KRMN enters July with a sharp week-on-week rebound masking a month of pain — and a fresh target cut from Citigroup dropping right as the stock tries to recover.
The price action tells a split story. KRMN closed Tuesday at $49.92, up nearly 8% on the week and 6% on the final session alone. Yet the stock remains down 13% over the past month, and the week's gains came against a backdrop of sector-wide underperformance — close peers KTOS, LHX, DRS, and BWXT all posted negative returns on the week, with DRS down 6.7% and BWXT off more than 7%. KRMN's bounce was an outlier, not a tide.
Short interest has drifted higher alongside that bounce — a tension worth noting. Bears have added modestly, with SI rising roughly 5.7% over the week to 6.8% of the free float, representing about 8.95 million shares. The rebuild follows a steady unwind through May, when SI was running closer to 9.5 million shares before trimming back in early June. Borrow conditions remain entirely comfortable: availability is at 370% — meaning there are roughly 3.7 shares available to lend for every one already borrowed — and cost to borrow is just 0.56%, a nominal fee. This is a market where new short positions face no friction whatsoever. The ORTEX short score has crept up to 53.7 from 51.1 two weeks ago, a quiet drift that mirrors the gradual short rebuild but falls well short of signalling crowding.
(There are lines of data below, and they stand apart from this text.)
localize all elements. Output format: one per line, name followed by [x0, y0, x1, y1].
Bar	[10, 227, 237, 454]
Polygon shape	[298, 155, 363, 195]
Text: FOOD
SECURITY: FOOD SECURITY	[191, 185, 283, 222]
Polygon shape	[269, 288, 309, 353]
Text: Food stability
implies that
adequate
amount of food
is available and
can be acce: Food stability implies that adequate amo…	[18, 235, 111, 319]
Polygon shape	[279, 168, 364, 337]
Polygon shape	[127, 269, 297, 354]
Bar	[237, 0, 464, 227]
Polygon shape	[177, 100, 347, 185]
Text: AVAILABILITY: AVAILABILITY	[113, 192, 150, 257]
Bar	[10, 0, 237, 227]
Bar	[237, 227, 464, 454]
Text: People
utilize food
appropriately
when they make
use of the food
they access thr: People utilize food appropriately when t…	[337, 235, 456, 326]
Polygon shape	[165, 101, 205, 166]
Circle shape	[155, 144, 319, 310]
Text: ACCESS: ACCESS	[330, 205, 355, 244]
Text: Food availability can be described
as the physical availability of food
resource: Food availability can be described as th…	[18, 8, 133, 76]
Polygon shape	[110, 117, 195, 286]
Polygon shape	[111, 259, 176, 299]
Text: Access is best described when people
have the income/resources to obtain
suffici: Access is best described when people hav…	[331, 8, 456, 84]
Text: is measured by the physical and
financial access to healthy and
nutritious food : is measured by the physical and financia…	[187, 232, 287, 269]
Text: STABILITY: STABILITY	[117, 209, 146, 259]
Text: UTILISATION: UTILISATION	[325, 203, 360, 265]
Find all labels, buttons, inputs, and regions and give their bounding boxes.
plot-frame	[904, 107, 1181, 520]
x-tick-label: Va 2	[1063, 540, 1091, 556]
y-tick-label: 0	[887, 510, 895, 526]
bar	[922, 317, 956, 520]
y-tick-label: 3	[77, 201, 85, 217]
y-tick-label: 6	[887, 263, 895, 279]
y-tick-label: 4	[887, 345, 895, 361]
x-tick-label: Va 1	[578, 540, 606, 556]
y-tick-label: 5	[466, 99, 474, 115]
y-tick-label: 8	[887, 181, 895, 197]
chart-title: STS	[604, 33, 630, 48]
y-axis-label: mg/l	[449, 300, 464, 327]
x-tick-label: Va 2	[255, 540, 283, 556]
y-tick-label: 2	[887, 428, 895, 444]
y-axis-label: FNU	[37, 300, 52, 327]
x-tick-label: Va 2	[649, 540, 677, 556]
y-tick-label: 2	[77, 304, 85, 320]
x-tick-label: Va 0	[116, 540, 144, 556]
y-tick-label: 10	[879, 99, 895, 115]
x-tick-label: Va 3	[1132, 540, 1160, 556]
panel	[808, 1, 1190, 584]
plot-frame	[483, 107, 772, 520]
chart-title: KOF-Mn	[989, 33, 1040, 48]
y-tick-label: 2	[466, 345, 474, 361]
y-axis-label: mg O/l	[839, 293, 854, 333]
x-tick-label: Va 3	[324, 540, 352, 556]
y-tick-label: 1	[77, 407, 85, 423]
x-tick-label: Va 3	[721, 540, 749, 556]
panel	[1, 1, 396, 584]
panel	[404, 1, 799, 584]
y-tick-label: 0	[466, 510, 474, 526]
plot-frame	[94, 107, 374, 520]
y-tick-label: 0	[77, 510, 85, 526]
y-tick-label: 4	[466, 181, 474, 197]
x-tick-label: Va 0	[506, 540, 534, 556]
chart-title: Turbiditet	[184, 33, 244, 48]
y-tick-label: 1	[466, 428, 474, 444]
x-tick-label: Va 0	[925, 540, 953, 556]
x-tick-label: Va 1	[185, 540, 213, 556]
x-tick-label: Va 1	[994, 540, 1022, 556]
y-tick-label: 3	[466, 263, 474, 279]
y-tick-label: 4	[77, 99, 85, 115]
The Street's overall direction is constructive but visibly losing conviction. Citigroup's John Godyn — who had raised his target as recently as March — cut it again this week, moving from $97 to $76 while holding his Buy rating. That follows a wave of target reductions in mid-May: Keybanc trimmed from $122 to $100, Piper Sandler from $127 to $114, and Evercore ISI from $125 to $100. The consensus mean price target now sits at $103.50, more than double the current price — but the direction of travel on those targets has been one-way downward for two months. One lone Sell-rated analyst at BWS Financial holds a $37 target, a view that looks well outside the pack but has not changed. The bull case centres on Karman's $1 billion backlog, missile inventory replenishment demand, and the maritime defense acquisition that expanded addressable markets. The bear case is more prosaic: integration costs and margin pressure from the same acquisition are denting near-term profitability. The PE multiple has compressed nearly 30 points over the past month, landing at 60.7x — still not cheap, but moving in the direction of the bears. EV/EBITDA has eased to 26.5x on the same trend.
Institutional positioning adds a layer of interest. FMR (Fidelity) reported building its stake to 6.3% of shares as of end-April, adding over 2.5 million shares in the period. BlackRock added half a million shares through May. Vanguard and Columbia Management both initiated or substantially built positions in Q1. Against that accumulation, insider data is stale — the most recent trades on record are from December 2025, when CEO Anthony Koblinski sold 75,000 shares a week for four consecutive weeks at prices in the mid-to-upper $60s. Those sales now look timely in hindsight. The insider data cutoff at December 2025 means no visibility into whether that cadence continued into 2026.
The next earnings event is pencilled in for August 7. KRMN's only available earnings reaction data comes from May's Q1 print, when the stock surged 14.4% the following day and held most of that gain over the subsequent week. That was a strong beat-and-raise dynamic against a reset bar. The August print will arrive with the stock sitting roughly 20% below where it traded after that May reaction — and with analysts having spent the past six weeks trimming expectations. Whether Karman's integration costs have stabilised and whether backlog conversion has tracked guidance will be the numbers to watch.